>>健康コラムに戻る

2011年4月18日掲載

糖尿病網膜症

 食事の高カロリー化や自動車などを使う移動が広がるにつれ、糖尿病になる人は世界中で急増し、既に2億人を超えていると推定されています。日本でも890万人に達し、さらに増加しています。

 糖尿病の目の合併症では白内障などもありますが、最も多くて、またやっかいな合併症が網膜というカメラのフィルムのような所を患う糖尿病網膜症という病気です。糖尿病患者の約40%はこの病気を発症しています。悪化してしまう人も多く、現在でも緑内障と並んで失明の大きな原因となっています。

 糖尿病は体中の血管を侵す病気とも言えます。腎臓、神経、網膜の三大合併症は小さな血管が病気になって、出てきます。大きな血管が悪くなって起きる合併症の脳卒中と心筋梗塞は、網膜症のある人で発症しやすいことが分かっています。

 さらに、恐ろしいことに網膜症がある人は死亡率さえも上がってしまうので、眼科医による眼底写真の評価はとても大切です。糖尿病の人は面倒でも時々、網膜を撮影して評価してもらってください。

 糖尿病網膜症にかかっても最初はあまり症状が出てきません。糖尿病の状態が長い期間悪いと、「負の遺産の効果」といわれるように、病気の進行が止まりにくくなりがちです。とても血糖値が高い人が急激に正常値に向かうように薬物などで治療すると、網膜症は逆に悪化してしまうこともあります。

 早期発見が一番重要です。目が見えにくいなどの強い症状が出てから眼科に駆け込むようでは治療が困難な場合もあります。メタボ健診などの検査で、糖の異常があれば眼科検診を受けた方がよいでしょう。多くはありませんが、糖尿病ではない程度の軽い糖の異常の人にも時に糖尿病網膜症と同様の異常が起こることがあるからです。

 また、糖尿病の合併症は血管の病気ですから、喫煙は悪化因子になりますので、是が非でも禁煙してください。

 遺伝子との関連では欧米人に比べ、アジア系は糖尿病になりやすいことが分かっています。
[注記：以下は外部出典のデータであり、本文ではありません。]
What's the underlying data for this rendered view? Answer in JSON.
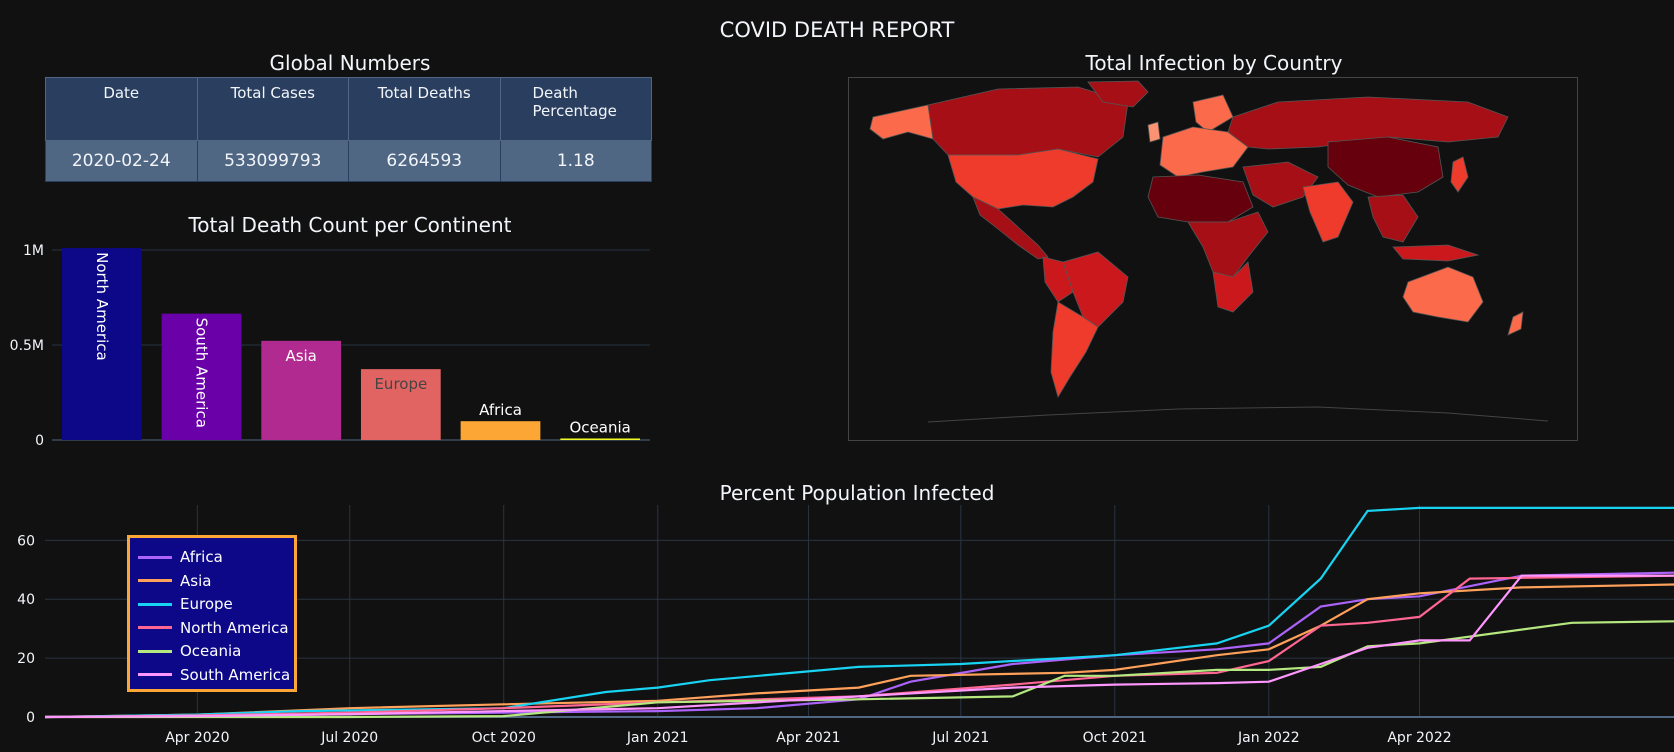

しかし、現状では糖尿病の発症に関係している遺伝子と糖尿病網膜症の悪化に関係している遺伝子がどの程度同じなのかさえ分かっていません。両親や血縁者に糖尿病網膜症で障害を受けた人がいないかなどを参考にする程度しか、遺伝的な関連は追求できないでしょう。

 現在、眼科では眼底撮影の検査のほかに、OCTといわれる網膜の3次元立体解析ができる施設も増えています。網膜の変化を数ミクロン単位で捉えることができます。

 県内では長崎大学病院眼科(北岡隆教授)と眼科診療所、病院との病診連携により、不幸にしてかなり悪化した患者でも眼球の硝子体(しょうしたい)手術などの高度な医療が受けられる体制となっています。

 糖尿病の人は「あまり変化がない」「まだまだ大したことない」と油断せず、血糖のコントロールを内科で十分行いながら、眼科の定期検査を必ず受けてください。